Spider mites are tiny spider relatives that can quickly destroy your garden. To cull them first cut out any parts of plants that are affected by the spider mites. Put this plant material directly into the yard waste bin. You don’t want to give the spider mites a chance to move around your garden by setting the affected material on the ground near your other precious plants.
Next, spray all parts of the affected and surrounding plants (don’t forget under the leaves) with neem oil once a week until the mites are gone.
Fire blight is a bacterial disease the affects fruit trees in the rose family, mostly apple and pear. It hits hardest in wet, cold springs and is rapidly contagious. It’s easier to prevent fire blight rather than treat it.
To prevent fire blight, spray neem oil over the entire tree when you notice the buds starting to swell in the spring. Hit the thick branches and trunks particularly well. This preventative measure works best when combined with other antibacterials, such as a copper spray.
Aphids use their little mouths to cut into the plants and suck the sap out of them. If neem oil covers the plant, aphids must ingest it in order to get to the sap. When aphids ingest neem oil, they die.
Spray the entire plant with neem oil every seven days until the aphids are gone. If you wish to use neem as a preventative, spray if every two weeks on the area prone to aphid infestation.
Neem is a great option for houseplant enthusiasts. Since it’s non-toxic, it is safe to use inside if you tend to get any powdery mildew, fungus gnats, or other common houseplant pests. If it’s not too much trouble, take the plants outside to spray them. If not, no worries! It’s fine to spray neem inside your house.
Similarly, neem works great for greenhouses.
Fungus gnats are annoying tiny bugs that can reproduce prolifically on hot, summer days. They are mostly an issue with indoor houseplants. Their larvae live in the soil and munch on plant roots. The adults fly around fruit or produce on the counter.
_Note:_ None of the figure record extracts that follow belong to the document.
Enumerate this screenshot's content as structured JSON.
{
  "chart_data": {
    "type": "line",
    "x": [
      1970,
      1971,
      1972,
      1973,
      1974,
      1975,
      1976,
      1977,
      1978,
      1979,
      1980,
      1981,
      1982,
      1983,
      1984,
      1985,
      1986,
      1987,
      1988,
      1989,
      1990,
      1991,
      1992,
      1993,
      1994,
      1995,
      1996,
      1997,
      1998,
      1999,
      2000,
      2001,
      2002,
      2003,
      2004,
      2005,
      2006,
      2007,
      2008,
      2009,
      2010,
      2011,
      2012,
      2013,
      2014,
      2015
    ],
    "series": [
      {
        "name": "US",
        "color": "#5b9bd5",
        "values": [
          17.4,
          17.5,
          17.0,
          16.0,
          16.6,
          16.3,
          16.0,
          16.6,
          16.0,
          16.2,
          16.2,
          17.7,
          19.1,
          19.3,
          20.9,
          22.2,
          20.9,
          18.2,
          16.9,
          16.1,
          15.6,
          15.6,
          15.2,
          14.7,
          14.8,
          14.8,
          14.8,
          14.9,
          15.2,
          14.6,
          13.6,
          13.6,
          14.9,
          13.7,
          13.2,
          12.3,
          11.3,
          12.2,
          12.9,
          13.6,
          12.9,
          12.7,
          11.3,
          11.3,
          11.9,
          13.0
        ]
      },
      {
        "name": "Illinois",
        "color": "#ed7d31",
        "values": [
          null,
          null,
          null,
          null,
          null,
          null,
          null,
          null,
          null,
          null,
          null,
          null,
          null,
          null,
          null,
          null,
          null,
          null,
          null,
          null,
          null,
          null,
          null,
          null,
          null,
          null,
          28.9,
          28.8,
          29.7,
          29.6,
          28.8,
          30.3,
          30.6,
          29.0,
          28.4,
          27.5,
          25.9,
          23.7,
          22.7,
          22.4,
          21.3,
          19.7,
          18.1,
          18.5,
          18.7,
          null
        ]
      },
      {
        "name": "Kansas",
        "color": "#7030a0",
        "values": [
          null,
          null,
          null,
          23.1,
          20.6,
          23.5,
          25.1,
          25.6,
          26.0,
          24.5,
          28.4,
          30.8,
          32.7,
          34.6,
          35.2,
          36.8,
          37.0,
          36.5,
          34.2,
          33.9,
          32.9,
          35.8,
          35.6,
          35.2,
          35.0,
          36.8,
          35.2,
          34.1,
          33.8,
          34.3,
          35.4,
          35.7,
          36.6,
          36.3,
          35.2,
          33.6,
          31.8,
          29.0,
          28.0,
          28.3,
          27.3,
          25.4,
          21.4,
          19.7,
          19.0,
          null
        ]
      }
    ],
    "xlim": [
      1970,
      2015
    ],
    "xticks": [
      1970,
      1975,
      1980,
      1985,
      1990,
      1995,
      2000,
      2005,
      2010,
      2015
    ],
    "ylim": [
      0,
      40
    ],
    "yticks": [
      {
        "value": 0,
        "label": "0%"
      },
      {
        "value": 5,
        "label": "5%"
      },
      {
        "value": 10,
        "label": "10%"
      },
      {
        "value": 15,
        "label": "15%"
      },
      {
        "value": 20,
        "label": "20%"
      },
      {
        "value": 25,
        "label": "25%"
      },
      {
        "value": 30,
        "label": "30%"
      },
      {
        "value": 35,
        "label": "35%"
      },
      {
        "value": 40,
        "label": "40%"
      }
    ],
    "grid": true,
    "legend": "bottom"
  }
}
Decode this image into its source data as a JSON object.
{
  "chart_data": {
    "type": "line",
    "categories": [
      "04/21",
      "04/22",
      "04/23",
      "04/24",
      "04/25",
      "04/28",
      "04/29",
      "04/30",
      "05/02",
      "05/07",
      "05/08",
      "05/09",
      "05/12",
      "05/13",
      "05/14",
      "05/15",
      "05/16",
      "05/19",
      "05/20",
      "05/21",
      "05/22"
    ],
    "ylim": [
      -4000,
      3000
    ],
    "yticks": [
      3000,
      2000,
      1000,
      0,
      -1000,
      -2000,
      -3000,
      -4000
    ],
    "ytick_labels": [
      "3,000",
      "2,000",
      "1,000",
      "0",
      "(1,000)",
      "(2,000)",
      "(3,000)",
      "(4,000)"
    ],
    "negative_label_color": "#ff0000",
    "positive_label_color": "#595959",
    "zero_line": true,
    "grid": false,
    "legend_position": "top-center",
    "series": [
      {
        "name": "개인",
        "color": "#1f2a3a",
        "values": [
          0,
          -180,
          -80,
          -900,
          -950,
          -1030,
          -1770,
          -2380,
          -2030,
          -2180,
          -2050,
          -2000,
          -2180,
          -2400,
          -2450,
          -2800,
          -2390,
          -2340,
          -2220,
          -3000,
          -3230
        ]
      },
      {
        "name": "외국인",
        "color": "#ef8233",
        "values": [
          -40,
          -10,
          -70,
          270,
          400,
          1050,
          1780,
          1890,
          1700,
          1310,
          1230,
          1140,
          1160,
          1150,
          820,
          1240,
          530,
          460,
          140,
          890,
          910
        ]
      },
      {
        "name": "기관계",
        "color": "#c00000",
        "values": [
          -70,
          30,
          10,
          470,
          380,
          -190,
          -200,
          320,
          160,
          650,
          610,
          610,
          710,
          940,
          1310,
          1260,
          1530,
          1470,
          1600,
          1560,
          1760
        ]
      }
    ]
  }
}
To prevent the gnats from getting worse, spray a generous amount of neem oil directly onto the soil of your houseplants every two days for a week to control fungus gnats.
To really destroy the gnats, you can water your plants with a dilute solution of neem oil.
As you can see, neem oil is a fascinating plant with vast potential. Once you begin using neem, you’ll wonder how in the world you ever gardened without it!